FOXBOROUGH, Massachusetts (Reuters) - John and Jim Harbaugh will turn a family reunion into a war of attrition in New Orleans early next month when they become the first coaching brothers to oppose each other in a Super Bowl.
Last year, the siblings came within a game each of reaching the Super Bowl but lost in their respective conference championships. On Sunday, their victories set up something of a ‘Harbaugh Bowl’ for the NFL title.
“I don’t know if we had a dream this big,” John Harbaugh told reporters after his Baltimore Ravens had spanked the New England Patriots 28-13 at Gillette Stadium.
A few hours earlier, Jim had fulfilled his side of the bargain when the San Francisco 49ers rallied for a 28-24 road victory over the Atlanta Falcons.
“We had a few dreams, we had a few fights. We had a few arguments, like all brothers. We will try and stay out of that business. We’ll let the two teams duke it out as much as possible,” John added.

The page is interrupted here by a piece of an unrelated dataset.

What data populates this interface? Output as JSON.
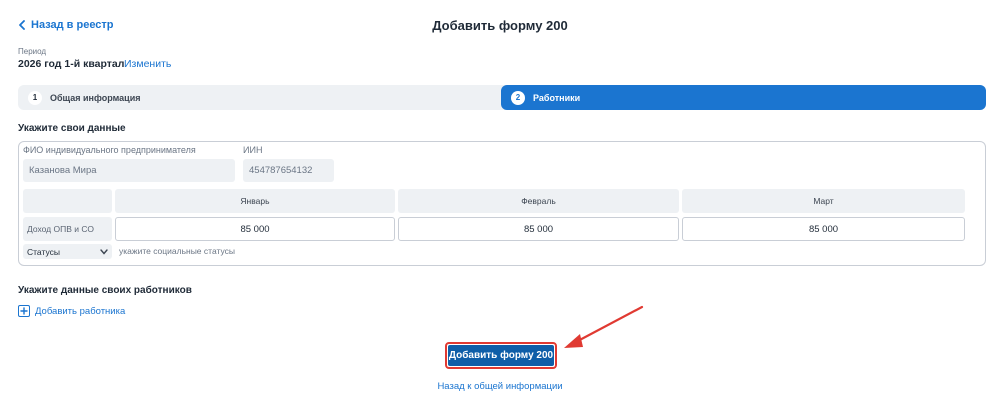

Separated by just 15 months, the brothers followed in the footsteps of their father Jack, who had a 41-year career as a coach, ranging from the high-school level to the head role in college football.
The brothers, who shared a bedroom growing up until they left home for college, have remained very close, speaking weekly by telephone.
“I couldn’t be more proud of Jim,” the 50-year-old John said. “Watching that team play, they do reflect his personality.
“They have physical players, they run the ball, they throw the ball. They’ve got a quarterback making plays all over the place. They got a roughhouse defense. There’s a reason why they are in the Super Bowl. I love the way they play.”
John said the similarities between the coaches might be reflected in the teams when they meet on February 3.
“I’d like to think our two teams are very similar. I’d like to think when you look at the two teams you’re looking at mirror images of two football teams,” he said. “It’s going to be a great football game.”
With his grey Ravens sweatshirt soaked in champagne, John said he could only imagine the joy his parents felt back in Wisconsin.
“I hope he’s on his fourth or fifth beer right now,” the Baltimore coach said of his father. “I hope he and Ma got a big hug going.”